Autonomy Degree Zero In Eastern European Art: Galeria Foksal's 'Introduction to a General Theory of Place'

The problem of art's autonomy is crucial to any investigation of postwar modernism in Eastern Europe. From a Western perspective, the tendency shown by Eastern and Central European neo-avantgarde artists to endorse autonomy rather than repudiate it must seem puzzling, especially at a time when the Western neo-avant-garde was retooling key strategies of the historical avant-garde's fight against autonomy. One reason for this reluctance must be seen in the false sublation of art and life that was the result of the traumatizing imposition of Socialist Realism in Eastern Europe and, more generally, in the all-encompassing control over visual representation exercised by the state in the countries of the former Eastern Bloc. Still, the attitudes displayed by members of the Eastern European avant-gardes towards the problem of art's autonomy was neither monolithic nor without its ambiguities. In my essay I focus on the well-known founding manifesto of the legendary Foksal gallery in Warsaw, part an eclectic group of semi-autonomous art spaces that existed in several countries of the former Eastern Bloc during the cold war.

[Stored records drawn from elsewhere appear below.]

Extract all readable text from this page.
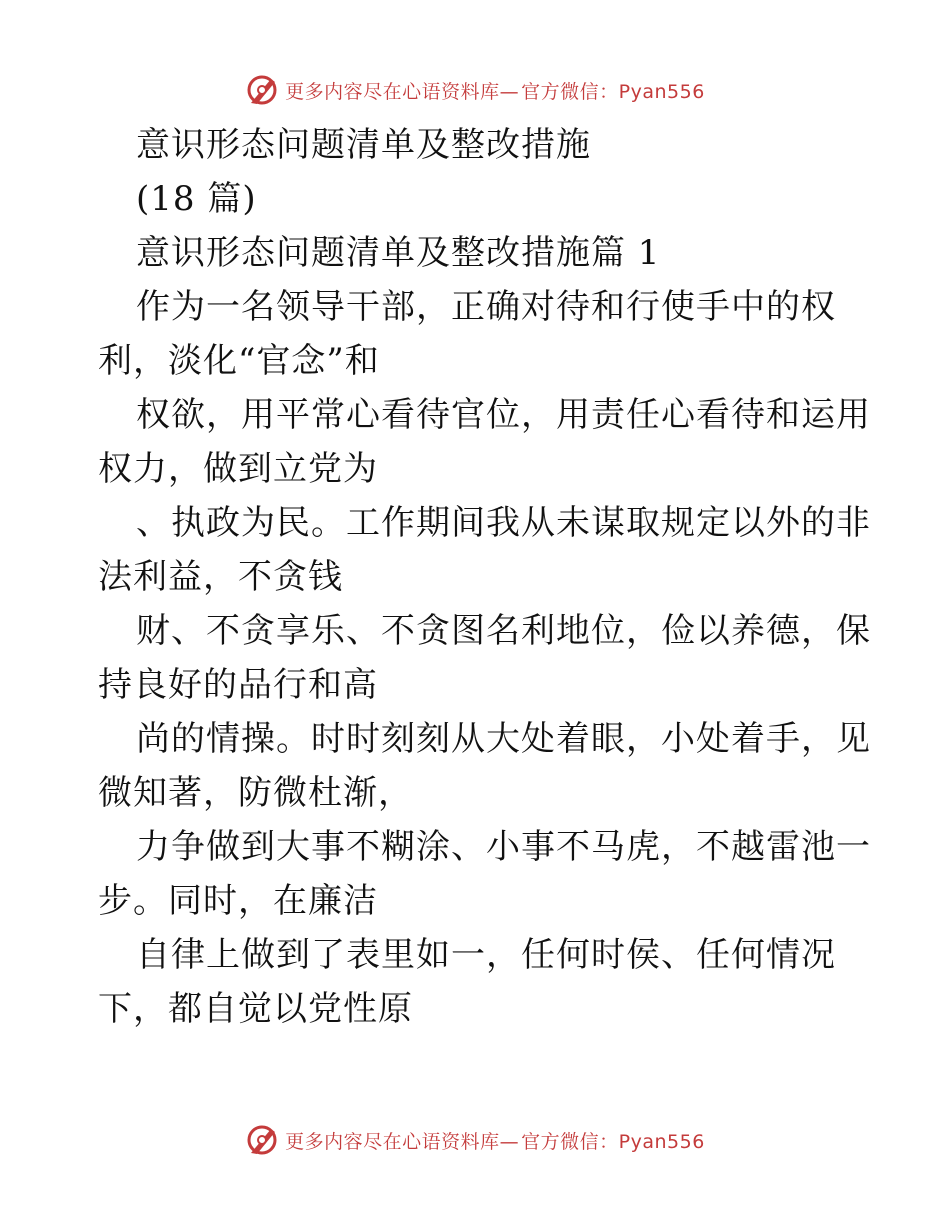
更多内容尽在心语资料库— 官方微信：Pyan556
意识形态问题清单及整改措施
(18 篇)
意识形态问题清单及整改措施篇 1
作为一名领导干部，正确对待和行使手中的权
利，淡化“官念”和
权欲，用平常心看待官位，用责任心看待和运用
权力，做到立党为
、执政为民。工作期间我从未谋取规定以外的非
法利益，不贪钱
财、不贪享乐、不贪图名利地位，俭以养德，保
持良好的品行和高
尚的情操。时时刻刻从大处着眼，小处着手，见
微知著，防微杜渐，
力争做到大事不糊涂、小事不马虎，不越雷池一
步。同时，在廉洁
自律上做到了表里如一，任何时侯、任何情况
下，都自觉以党性原
更多内容尽在心语资料库— 官方微信：Pyan556
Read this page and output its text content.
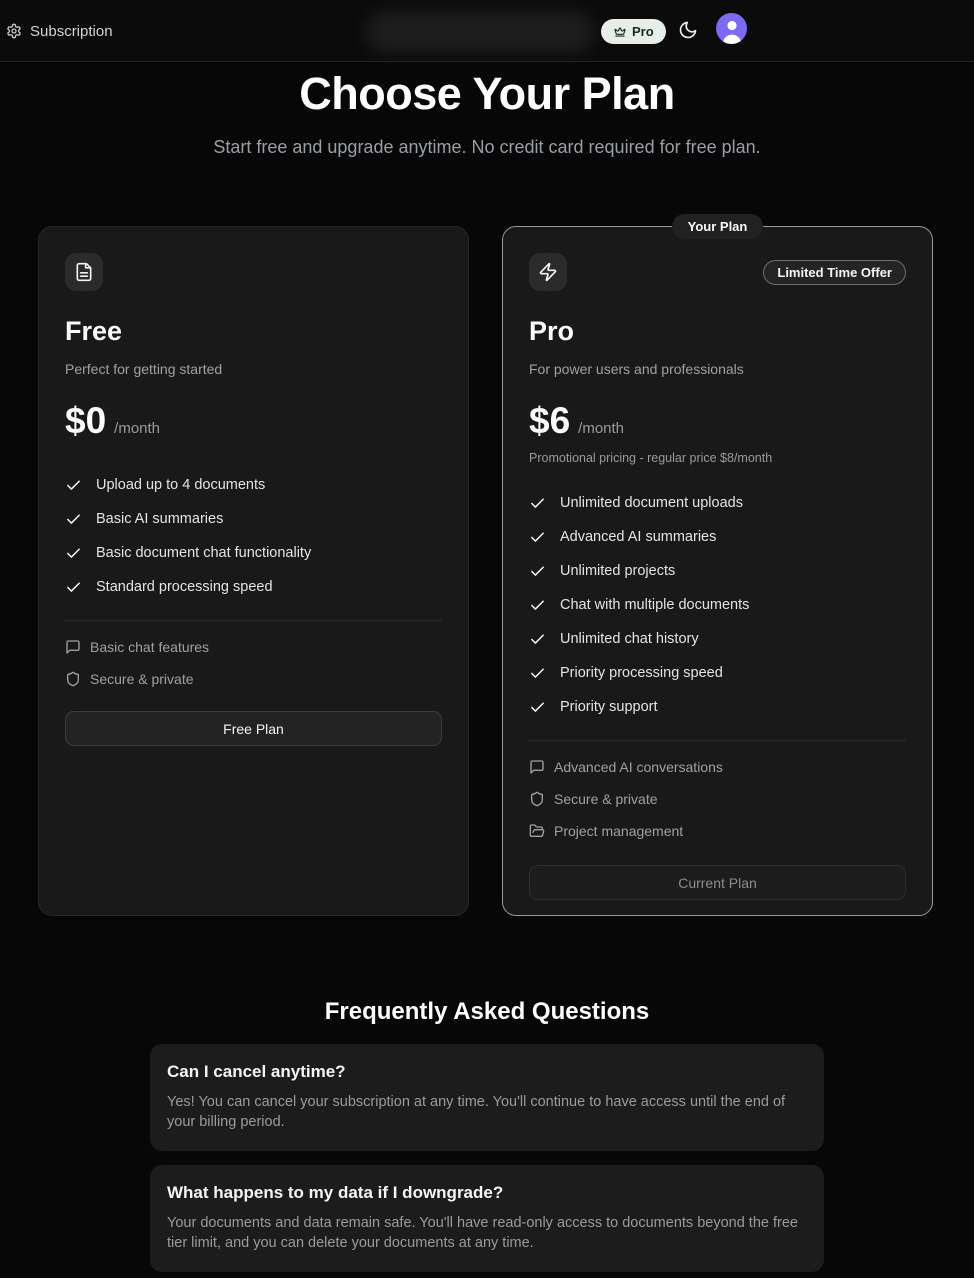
Subscription	Pro
Choose Your Plan

Start free and upgrade anytime. No credit card required for free plan.

Free
Perfect for getting started
$0 /month
Upload up to 4 documents
Basic AI summaries
Basic document chat functionality
Standard processing speed
Basic chat features
Secure & private
Free Plan
Your Plan
Limited Time Offer
Pro
For power users and professionals
$6 /month
Promotional pricing - regular price $8/month
Unlimited document uploads
Advanced AI summaries
Unlimited projects
Chat with multiple documents
Unlimited chat history
Priority processing speed
Priority support
Advanced AI conversations
Secure & private
Project management
Current Plan
Frequently Asked Questions
Can I cancel anytime?
Yes! You can cancel your subscription at any time. You'll continue to have access until the end of your billing period.
What happens to my data if I downgrade?
Your documents and data remain safe. You'll have read-only access to documents beyond the free tier limit, and you can delete your documents at any time.
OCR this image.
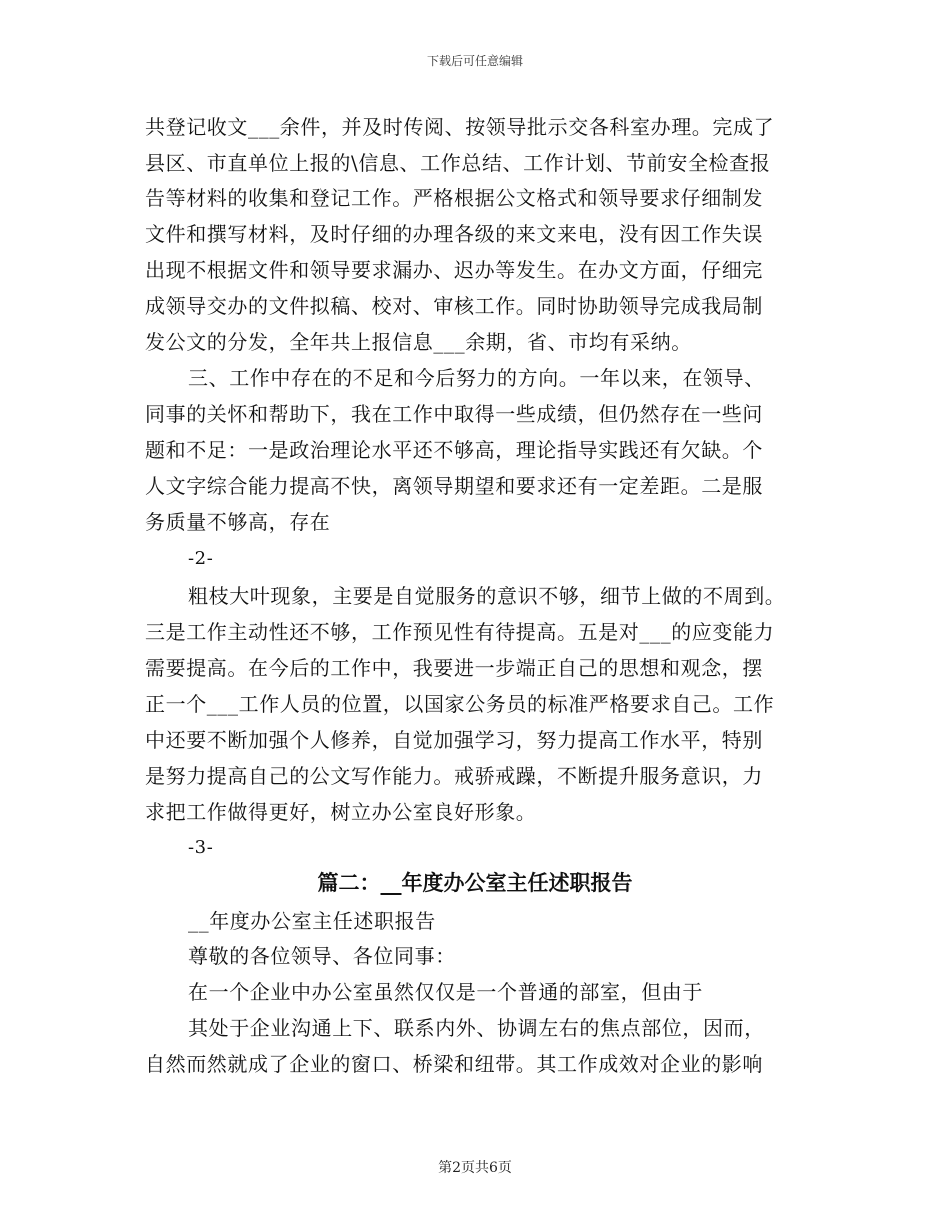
下载后可任意编辑
共登记收文___余件，并及时传阅、按领导批示交各科室办理。完成了
县区、市直单位上报的\信息、工作总结、工作计划、节前安全检查报
告等材料的收集和登记工作。严格根据公文格式和领导要求仔细制发
文件和撰写材料，及时仔细的办理各级的来文来电，没有因工作失误
出现不根据文件和领导要求漏办、迟办等发生。在办文方面，仔细完
成领导交办的文件拟稿、校对、审核工作。同时协助领导完成我局制
发公文的分发，全年共上报信息___余期，省、市均有采纳。
三、工作中存在的不足和今后努力的方向。一年以来，在领导、
同事的关怀和帮助下，我在工作中取得一些成绩，但仍然存在一些问
题和不足：一是政治理论水平还不够高，理论指导实践还有欠缺。个
人文字综合能力提高不快，离领导期望和要求还有一定差距。二是服
务质量不够高，存在
-2-
粗枝大叶现象，主要是自觉服务的意识不够，细节上做的不周到。
三是工作主动性还不够，工作预见性有待提高。五是对___的应变能力
需要提高。在今后的工作中，我要进一步端正自己的思想和观念，摆
正一个___工作人员的位置，以国家公务员的标准严格要求自己。工作
中还要不断加强个人修养，自觉加强学习，努力提高工作水平，特别
是努力提高自己的公文写作能力。戒骄戒躁，不断提升服务意识，力
求把工作做得更好，树立办公室良好形象。
-3-
篇二：__年度办公室主任述职报告
__年度办公室主任述职报告
尊敬的各位领导、各位同事：
在一个企业中办公室虽然仅仅是一个普通的部室，但由于
其处于企业沟通上下、联系内外、协调左右的焦点部位，因而，
自然而然就成了企业的窗口、桥梁和纽带。其工作成效对企业的影响
第2页共6页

I argue that while the manifesto - entitled Introduction to a General Theory of Place - does endorse art's autonomy, at the same time it deprives this category of any positive value or determined meaning. In this sense, while the Introduction follows the historical avant-garde in its analysis of the inevitability of the demise of painterly representation, it neither affirms the avant-garde's emphasis on the merging of art with non-art (constructivism), nor does it endorse the high modernist embrace of self-reflexiveness and autonomy grounded in utopian thought (Strzemiński). PLACE, while autonomous, is not presented by the authors of the Introduction as an ideal or otherwise as a category with any fixed characteristics or meaning. In this sense, the manifesto's autonomy postulate - and, by implication, similar pronouncement by members of the Eastern European neo-avant-garde - should not without reservation be understood as an endorsement of autonomy or as a repudiation of its opposite.